Selamat Datang di Blog Arief Ainul Yaqin

Sebuah referensi bacaan untuk memperkaya khazanah keilmuwan

Rabu, 03 Februari 2016

Masalah Penanganan Pengungsi di Indonesia



Salah satu persoalan krusial yang dihadapi oleh masyarakat internasional saat ini ialah terjadinya ledakan pengungsi sebagai akibat berkecamuknya perang/konflik yang berkepanjangan, khususnya di negara-negara Timur Tengah dan Afrika. Hingga akhir saja 2014 misalnya, United Nations High Commissioner for Refugees (UNHCR) mencatat ada sebanyak 59,5 juta orang yang terpaksa mengungsi dan meninggalkan tempat tinggalnya (forcibly displaced person) karena sebab-sebab man made disasters seperti perang, konflik, dan pengejaran terhadap etnis tertentu (UNHCR, 2014: 2).
Sebagai bagian dari komunitas internasional, Indonesia pun tidak luput dari persoalan pengungsi.

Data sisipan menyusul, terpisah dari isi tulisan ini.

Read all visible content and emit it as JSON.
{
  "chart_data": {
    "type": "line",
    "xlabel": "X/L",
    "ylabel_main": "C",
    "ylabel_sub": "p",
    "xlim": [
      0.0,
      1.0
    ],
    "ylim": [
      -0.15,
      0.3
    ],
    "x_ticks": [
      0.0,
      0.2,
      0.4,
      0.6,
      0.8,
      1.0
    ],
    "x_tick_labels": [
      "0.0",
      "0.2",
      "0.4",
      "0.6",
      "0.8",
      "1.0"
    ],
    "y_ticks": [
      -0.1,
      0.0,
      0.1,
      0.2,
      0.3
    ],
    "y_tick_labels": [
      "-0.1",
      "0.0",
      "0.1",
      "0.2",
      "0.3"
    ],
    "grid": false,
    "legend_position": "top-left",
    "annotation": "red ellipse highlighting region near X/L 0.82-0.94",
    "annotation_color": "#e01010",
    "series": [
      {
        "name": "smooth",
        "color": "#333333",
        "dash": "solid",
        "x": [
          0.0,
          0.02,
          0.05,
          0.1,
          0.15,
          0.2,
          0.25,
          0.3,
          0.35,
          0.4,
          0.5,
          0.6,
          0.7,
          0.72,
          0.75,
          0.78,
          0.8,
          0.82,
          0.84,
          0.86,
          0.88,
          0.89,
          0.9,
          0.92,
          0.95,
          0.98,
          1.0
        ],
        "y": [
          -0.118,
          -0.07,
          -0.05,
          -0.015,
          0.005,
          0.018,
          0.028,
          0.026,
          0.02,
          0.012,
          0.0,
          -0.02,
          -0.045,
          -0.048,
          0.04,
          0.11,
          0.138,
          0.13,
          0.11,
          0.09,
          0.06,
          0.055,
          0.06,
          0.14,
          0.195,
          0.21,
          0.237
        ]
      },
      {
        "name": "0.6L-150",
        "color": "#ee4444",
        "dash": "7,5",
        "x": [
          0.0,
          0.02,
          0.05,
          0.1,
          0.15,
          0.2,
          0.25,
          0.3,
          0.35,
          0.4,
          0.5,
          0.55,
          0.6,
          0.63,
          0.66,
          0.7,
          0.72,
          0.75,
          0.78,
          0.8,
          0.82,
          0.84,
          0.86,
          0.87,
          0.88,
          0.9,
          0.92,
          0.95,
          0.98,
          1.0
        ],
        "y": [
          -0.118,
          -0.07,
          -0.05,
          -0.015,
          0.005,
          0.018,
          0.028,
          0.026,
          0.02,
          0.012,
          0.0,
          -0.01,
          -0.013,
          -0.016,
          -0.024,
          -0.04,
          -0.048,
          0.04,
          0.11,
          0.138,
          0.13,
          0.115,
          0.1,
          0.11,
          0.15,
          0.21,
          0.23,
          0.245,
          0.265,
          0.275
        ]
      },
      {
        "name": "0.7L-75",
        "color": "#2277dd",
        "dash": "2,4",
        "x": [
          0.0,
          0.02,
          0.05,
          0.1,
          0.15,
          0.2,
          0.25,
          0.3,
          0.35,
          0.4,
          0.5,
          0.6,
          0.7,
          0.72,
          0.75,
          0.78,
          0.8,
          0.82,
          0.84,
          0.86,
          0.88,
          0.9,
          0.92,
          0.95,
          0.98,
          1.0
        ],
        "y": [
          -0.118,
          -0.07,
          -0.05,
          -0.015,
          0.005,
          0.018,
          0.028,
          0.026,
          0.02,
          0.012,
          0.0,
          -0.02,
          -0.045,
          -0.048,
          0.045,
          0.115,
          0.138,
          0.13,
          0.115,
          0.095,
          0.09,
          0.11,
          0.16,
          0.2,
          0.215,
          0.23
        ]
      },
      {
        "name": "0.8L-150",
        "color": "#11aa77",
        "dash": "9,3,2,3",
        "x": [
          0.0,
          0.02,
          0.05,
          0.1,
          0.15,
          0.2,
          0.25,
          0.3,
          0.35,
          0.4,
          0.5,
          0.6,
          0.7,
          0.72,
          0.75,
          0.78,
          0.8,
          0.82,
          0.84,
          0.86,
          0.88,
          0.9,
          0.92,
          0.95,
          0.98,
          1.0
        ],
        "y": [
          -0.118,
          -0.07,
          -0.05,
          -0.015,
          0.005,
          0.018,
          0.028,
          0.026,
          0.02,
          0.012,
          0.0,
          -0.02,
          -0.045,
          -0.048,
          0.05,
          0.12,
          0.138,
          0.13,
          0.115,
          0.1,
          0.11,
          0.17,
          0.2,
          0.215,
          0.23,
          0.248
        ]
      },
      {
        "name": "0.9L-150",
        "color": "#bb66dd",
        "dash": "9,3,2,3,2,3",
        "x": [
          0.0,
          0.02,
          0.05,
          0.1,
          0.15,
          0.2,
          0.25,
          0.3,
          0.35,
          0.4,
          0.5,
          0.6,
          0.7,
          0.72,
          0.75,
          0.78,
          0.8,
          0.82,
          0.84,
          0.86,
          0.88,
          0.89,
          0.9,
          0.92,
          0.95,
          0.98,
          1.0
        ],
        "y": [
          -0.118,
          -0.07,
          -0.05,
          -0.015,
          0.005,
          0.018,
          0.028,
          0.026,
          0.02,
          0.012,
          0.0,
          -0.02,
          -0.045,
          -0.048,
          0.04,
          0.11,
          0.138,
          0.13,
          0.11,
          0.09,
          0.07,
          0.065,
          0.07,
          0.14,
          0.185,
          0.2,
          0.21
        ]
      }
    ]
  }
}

Indonesia menjadi salah satu negara yang “kedatangan” pengungsi, baik sebagai negara tujuan maupun negara transit (sebelum pengungsi melanjutkan perjalanannya ke Australia atau Selandia Baru).
Berdasarkan data yang dirilis Kantor Perwakilan UNHCR di Indonesia (selanjutnya disebut UNHCR Indonesia), hingga akhir September 2015, ada sebanyak 13.405 pencari suaka dan pengungsi di wilayah Indonesia. Kebanyakan dari mereka berasal dari negara-negara yang sedang bergejolak seperti Afghanistan, Myanmar, dan Somalia. (data diperoleh dari website resmi UNHCR: www.unhcr.or.id).
Perlunya Payung Hukum Penanganan Pengungsi
Berdasarkan kenyataan tersebut nampak lah bahwa permasalahan pengungsi tidak bisa dianggap remeh. Jumlah pengungsi yang ada wilayah Indonesia semakin bertambah setiap tahunnya. Hal ini tentu memerlukan penanganan yang serius dari Pemerintah.
Meskipun Indonesia belum meratifikasi Konvensi Pengungsi 1951, tidak berarti Indonesia bisa berpangku tangan dari persoalan pengungsi. Sebab persoalan pengungsi saat ini telah menjadi masalah dan tanggung jawab bersama (common problem) dari masyarakat bangsa-bangsa di seluruh dunia (Dewan Keamanan PBB dalam Pers Release 20 Mei 2004).
Sebagai bagian dari masyarakat internasional tentu saja Indonesia tidak bisa menutup mata dari persoalan pengungsi yang secara faktual memang sedang dihadapi juga oleh Indonesia. Akan tetapi sayangnya sejauh ini belum ada perangkat perundang-undangan yang secara khusus dan spesifik mengatur soal penanganan pengungsi di Indonesia.
Akibat ketiaadaan payung hukum itu maka penanganan pengungsi di Indonesia masih dilakukan melalui pendekatan hukum keimigrasian. Hal mana merupakan suatu kekeliruan karena sesungguhnya pengungsi bukan lah imigran yang tunduk pada rezim hukum keimigrasian. Meskipun sama-sama melakukan perjalanan lintas batas negara, akan tetapi pengungsi dan imigran adalah dua subjek yang berbeda dan tunduk pada rezim hukum yang berbeda pula; hukum keimigrasian untuk imigran dan hukum pengungsi untuk para pengungsi.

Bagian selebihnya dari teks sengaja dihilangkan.